Sans échauffement, sans cardio et sans capteur de puissance, ce chrono allait avant tout être une gestion des sensations et des sentiments. La montre ne m’intéresse pas mais ce col, oui. Cette route à flanc de montagne est tout simplement majestueuse. Le beau temps nous laisse découvrir les lacets laissés derrière nous dans lesquels j’aime à dire que je vois « ma vie défiler ». Ces moments de solitude sont des instants rares, que l’on savoure dans ce décor somptueux.

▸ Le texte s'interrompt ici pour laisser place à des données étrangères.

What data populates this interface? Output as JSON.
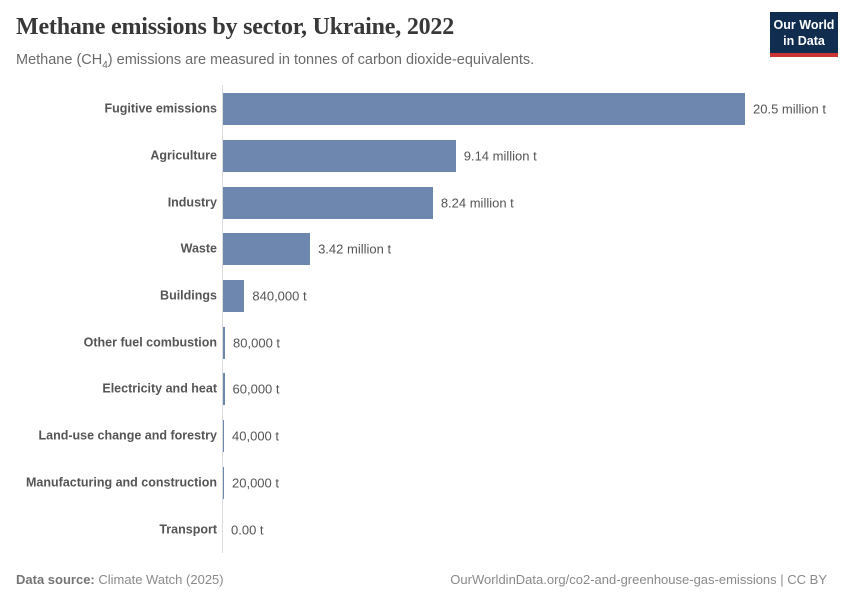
{
  "header": {
    "title": "Methane emissions by sector, Ukraine, 2022",
    "subtitle": {
      "prefix": "Methane (CH",
      "subscript": "4",
      "suffix": ") emissions are measured in tonnes of carbon dioxide-equivalents."
    },
    "logo": {
      "line1": "Our World",
      "line2": "in Data"
    }
  },
  "chart_data": {
    "type": "bar",
    "orientation": "horizontal",
    "title": "Methane emissions by sector, Ukraine, 2022",
    "unit": "tonnes of carbon dioxide-equivalents",
    "categories": [
      "Fugitive emissions",
      "Agriculture",
      "Industry",
      "Waste",
      "Buildings",
      "Other fuel combustion",
      "Electricity and heat",
      "Land-use change and forestry",
      "Manufacturing and construction",
      "Transport"
    ],
    "values": [
      20500000,
      9140000,
      8240000,
      3420000,
      840000,
      80000,
      60000,
      40000,
      20000,
      0
    ],
    "value_labels": [
      "20.5 million t",
      "9.14 million t",
      "8.24 million t",
      "3.42 million t",
      "840,000 t",
      "80,000 t",
      "60,000 t",
      "40,000 t",
      "20,000 t",
      "0.00 t"
    ],
    "xlim": [
      0,
      20500000
    ],
    "grid": false,
    "legend": "none",
    "bar_color": "#6e87ae"
  },
  "footer": {
    "datasource_label": "Data source:",
    "datasource_value": "Climate Watch (2025)",
    "attribution": "OurWorldinData.org/co2-and-greenhouse-gas-emissions | CC BY"
  },
  "colors": {
    "bar": "#6e87ae",
    "axis_line": "#dcdcdc",
    "logo_bg": "#102d50",
    "logo_accent": "#cc3333",
    "title_text": "#383838",
    "label_text": "#555555",
    "muted_text": "#8a8a8a"
  }
}
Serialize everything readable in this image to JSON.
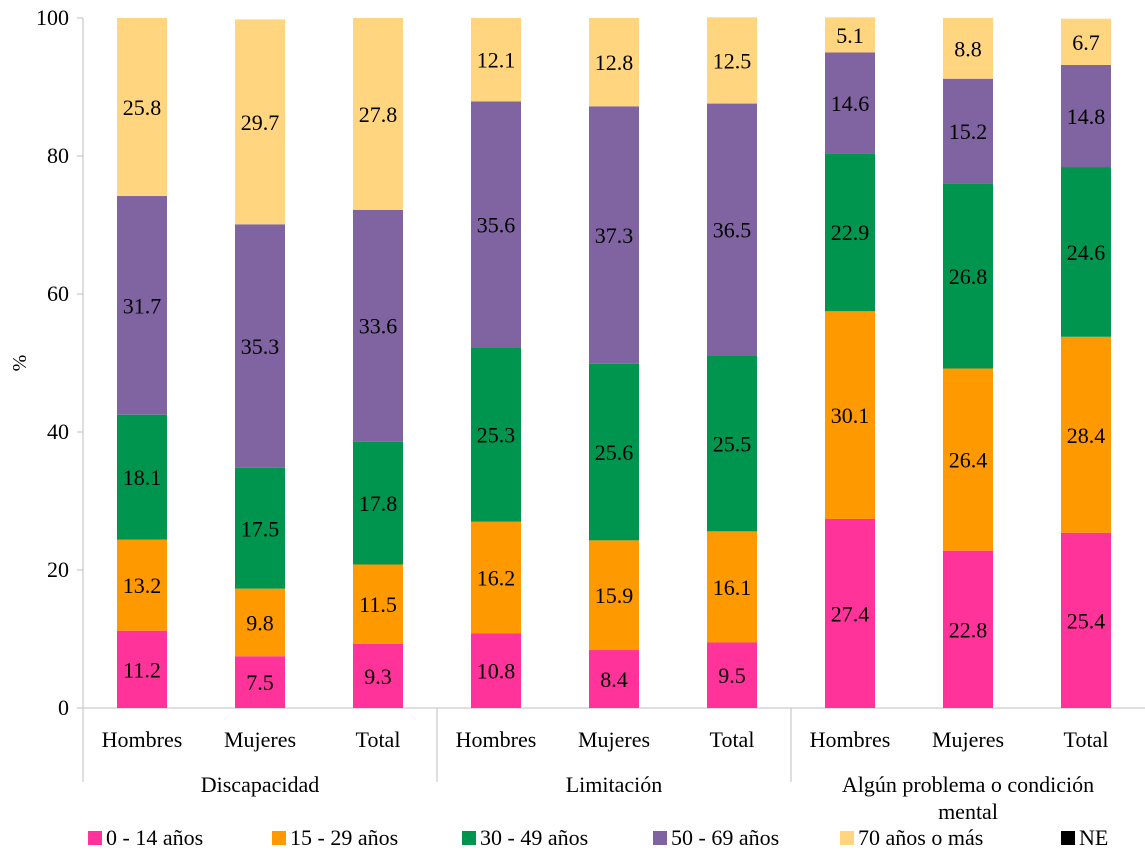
{
  "chart_data": {
    "type": "bar",
    "stacked": true,
    "title": "",
    "xlabel": "",
    "ylabel": "%",
    "ylim": [
      0,
      100
    ],
    "yticks": [
      0,
      20,
      40,
      60,
      80,
      100
    ],
    "grid": false,
    "legend_position": "bottom",
    "groups": [
      {
        "name": "Discapacidad",
        "categories": [
          "Hombres",
          "Mujeres",
          "Total"
        ]
      },
      {
        "name": "Limitación",
        "categories": [
          "Hombres",
          "Mujeres",
          "Total"
        ]
      },
      {
        "name": "Algún problema o condición mental",
        "categories": [
          "Hombres",
          "Mujeres",
          "Total"
        ]
      }
    ],
    "series": [
      {
        "name": "0 - 14 años",
        "color": "#FF3399",
        "values": [
          11.2,
          7.5,
          9.3,
          10.8,
          8.4,
          9.5,
          27.4,
          22.8,
          25.4
        ]
      },
      {
        "name": "15 - 29 años",
        "color": "#FF9900",
        "values": [
          13.2,
          9.8,
          11.5,
          16.2,
          15.9,
          16.1,
          30.1,
          26.4,
          28.4
        ]
      },
      {
        "name": "30 - 49 años",
        "color": "#00954F",
        "values": [
          18.1,
          17.5,
          17.8,
          25.3,
          25.6,
          25.5,
          22.9,
          26.8,
          24.6
        ]
      },
      {
        "name": "50 - 69 años",
        "color": "#8064A2",
        "values": [
          31.7,
          35.3,
          33.6,
          35.6,
          37.3,
          36.5,
          14.6,
          15.2,
          14.8
        ]
      },
      {
        "name": "70 años o más",
        "color": "#FFD580",
        "values": [
          25.8,
          29.7,
          27.8,
          12.1,
          12.8,
          12.5,
          5.1,
          8.8,
          6.7
        ]
      },
      {
        "name": "NE",
        "color": "#000000",
        "values": [
          0,
          0,
          0,
          0,
          0,
          0,
          0,
          0,
          0
        ]
      }
    ]
  }
}
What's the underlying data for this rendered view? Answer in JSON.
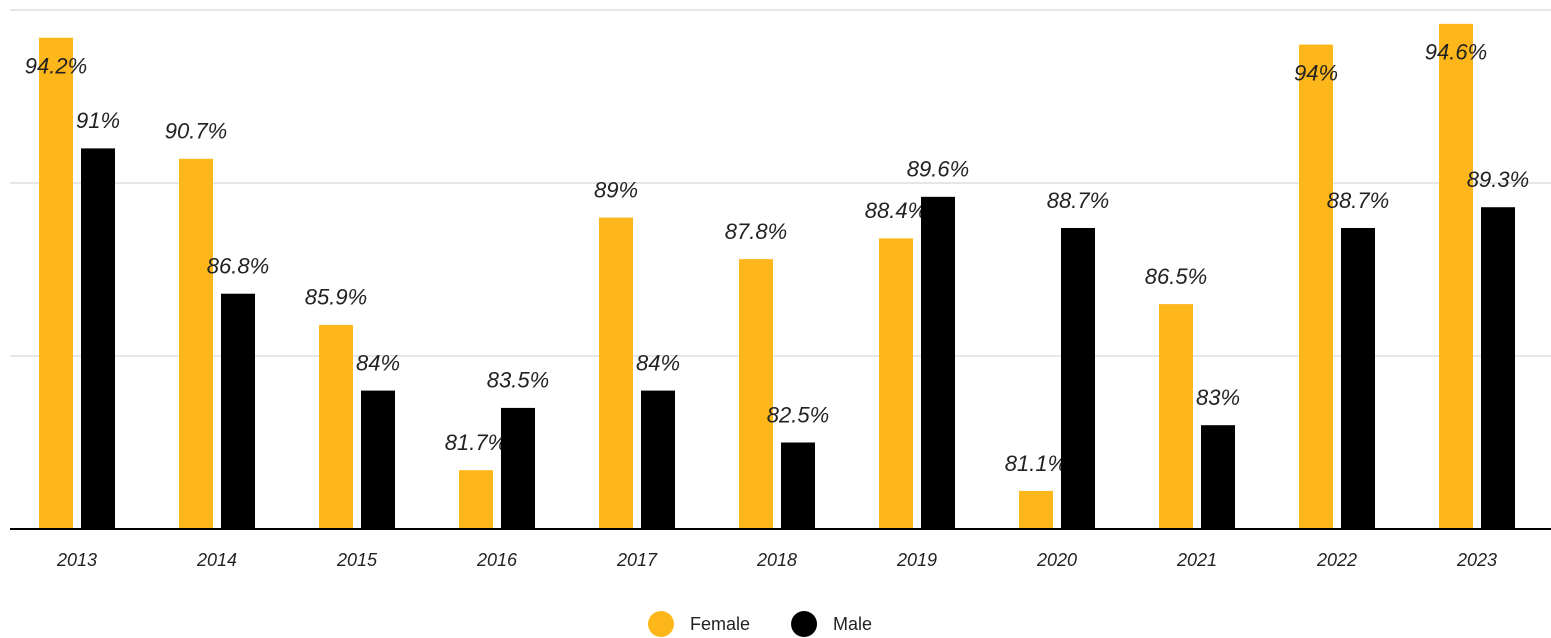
{
  "chart_data": {
    "type": "bar",
    "categories": [
      "2013",
      "2014",
      "2015",
      "2016",
      "2017",
      "2018",
      "2019",
      "2020",
      "2021",
      "2022",
      "2023"
    ],
    "series": [
      {
        "name": "Female",
        "color": "#fdb71a",
        "values": [
          94.2,
          90.7,
          85.9,
          81.7,
          89,
          87.8,
          88.4,
          81.1,
          86.5,
          94,
          94.6
        ],
        "value_labels": [
          "94.2%",
          "90.7%",
          "85.9%",
          "81.7%",
          "89%",
          "87.8%",
          "88.4%",
          "81.1%",
          "86.5%",
          "94%",
          "94.6%"
        ]
      },
      {
        "name": "Male",
        "color": "#000000",
        "values": [
          91,
          86.8,
          84,
          83.5,
          84,
          82.5,
          89.6,
          88.7,
          83,
          88.7,
          89.3
        ],
        "value_labels": [
          "91%",
          "86.8%",
          "84%",
          "83.5%",
          "84%",
          "82.5%",
          "89.6%",
          "88.7%",
          "83%",
          "88.7%",
          "89.3%"
        ]
      }
    ],
    "ylim": [
      80,
      95
    ],
    "yticks": [
      80,
      85,
      90,
      95
    ],
    "grid": true,
    "legend": "bottom"
  }
}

Interrompus parfois par des concurrents rattrapées ou revenus sur moi, je profite du Galibier à mon rythme. Qu’importe le résultat. Douzième sur trente du classement féminin, je suis néanmoins à ma place mais je préfère me souvenir de cette photo entre filles, devant la pancarte, dans cette lumière si spéciale. Nous commençons à nous connaître et à nous reconnaitre, et j’espère partager un dîner avec elles avant la fin de cette Haute-Route.

J’aurais aimé utiliser un plateau de 34 dents au lieu de mon 36 dents, mais, malheureusement, impossible de changer. Tant pis. Des images plein à la tête, j’accueille le temps de récupération supplémentaire avec joie. La fatigue est bien là, le massage est attendu avec impatience, la sieste aussi. Je vais aussi savourer les spécialités régionales comme le Beaufort. Evidemment, ce n’est pas recommandé pour la diététique d’un coureur mais cela fait tellemnt de bien au mental. Et puis, il faut noter que je me suis bien affûtée depuis le départ alors je ne vais pas bouder mon plaisir ! Et du plaisir, je pense qu’il en reste encore beaucoup à prendre sur cette Haute Route des Alpes.